Une autre discussion ancienne que l’on retrouve concerne l’efficacité des mesures de « blocus », comme on disait en 14-18, ou des « sanctions économiques », comme on dit maintenant. Ont-elles joué un rôle décisif dans la défaite de l’Allemagne à l’occasion des deux guerres mondiales, ou purent-elles être largement contournées, et n’ont-elles pas plutôt aidé les autorités allemandes à mobiliser leur opinion publique ? 

L’informatique et les sanctions

La même discussion s’applique aujourd’hui : les sanctions à l’égard de la Russie n’ont pas eu l’effet décisif que certains annonçaient. Au contraire ce sont les pays européens qui souffrent de l’interruption des relations économiques avec la Russie, avec des conséquences ultimes (économiques, sociales, politiques) dont nous n’avons pas encore vu l’aboutissement.

Mais on apprend aussi des leçons nouvelles : d’abord l’efficacité de la combinaison de la guerre informatique avec les missiles et drones de tous types, efficaces à des centaines de kilomètres, des plus perfectionnés (y compris des drones sous-marins) aux plus simples, avec une coopération de plus en plus organique entre états-majors classiques et services action des services secrets, et moyens de reconnaissance électroniques ou par satellites. C’est une forme nouvelle de guerre (encore que la mise hors de combat de l’escadre britannique à Alexandrie en 1942 par des torpilles humaines italiennes montre un exemple d’attaque du faible au fort, annonciatrice du raid récent de drones sous-marins contre les bâtiments russes à Sébastopol…), très souple et peu facile à contrer.

Forme de guerre qui en outre peut être utilisée par des États disposant de peu de moyens militaires lourds, ou même des organisations non-étatiques, qui peuvent facilement acquérir l’informatique et les drones que l’on trouve dans le commerce, et les adapter. Ce qui permettrait d’ailleurs à la Russie, déjà en contact étroit avec l’Iran, de procéder à une escalade géographique du conflit, par exemple vers la Méditerranée, où les tensions ne manquent pas. Mais il est vrai que pour Paris le plus urgent en ce moment, à propos de la Méditerranée, est de prendre des sanctions contre l’Italie…

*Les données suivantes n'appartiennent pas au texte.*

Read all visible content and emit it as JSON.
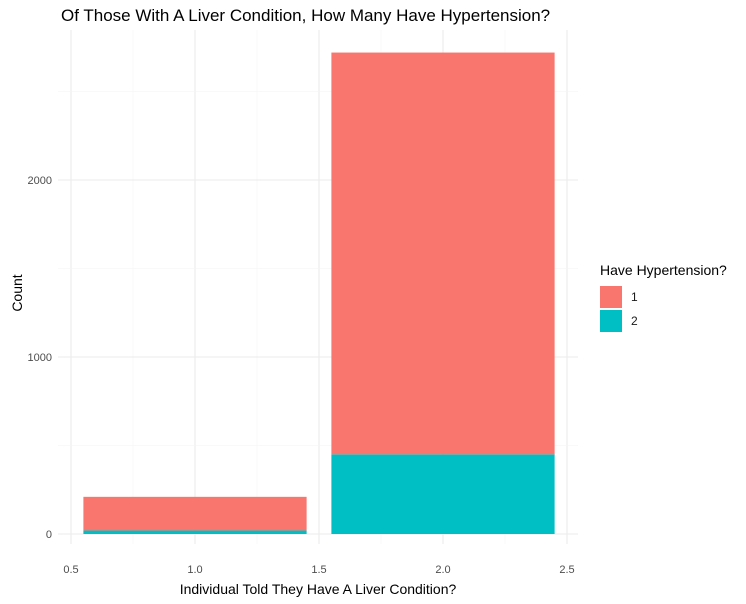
{
  "chart_data": {
    "type": "bar",
    "stacked": true,
    "title": "Of Those With A Liver Condition, How Many Have Hypertension?",
    "xlabel": "Individual Told They Have A Liver Condition?",
    "ylabel": "Count",
    "x": [
      1,
      2
    ],
    "xlim": [
      0.5,
      2.5
    ],
    "xticks": [
      "0.5",
      "1.0",
      "1.5",
      "2.0",
      "2.5"
    ],
    "ylim": [
      0,
      2700
    ],
    "yticks": [
      "0",
      "1000",
      "2000"
    ],
    "grid": true,
    "legend": {
      "title": "Have Hypertension?",
      "placement": "right"
    },
    "series": [
      {
        "name": "1",
        "color": "#F8766D",
        "values": [
          190,
          2270
        ]
      },
      {
        "name": "2",
        "color": "#00BFC4",
        "values": [
          20,
          450
        ]
      }
    ]
  }
}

On remarquera que l’Allemagne a déjà tiré certaines leçons : elle a pris la direction d’une organisation de la défense européenne pour l’Europe centrale et orientale, à partir en particulier de l’expérience de l’ Iron Dome israélien, contre les engins tirés de Gaza, devenue subitement très pertinente pour l’Europe, après la fin des illusions et du sommeil dogmatique engendré par la dissuasion nucléaire.

Que devient d’ailleurs celle-ci aujourd’hui ? C’est surtout l’agresseur russe qu’elle protège… Là aussi des remises en cause s’imposent. Comme pour les fameuses opérations de projection : quel avenir peut-on prédire aux porte-avions, à partir de l’expérience du conflit ukrainien ? Mais pour toutes ces réflexions, n’oublions  pas de mobiliser également les historiens.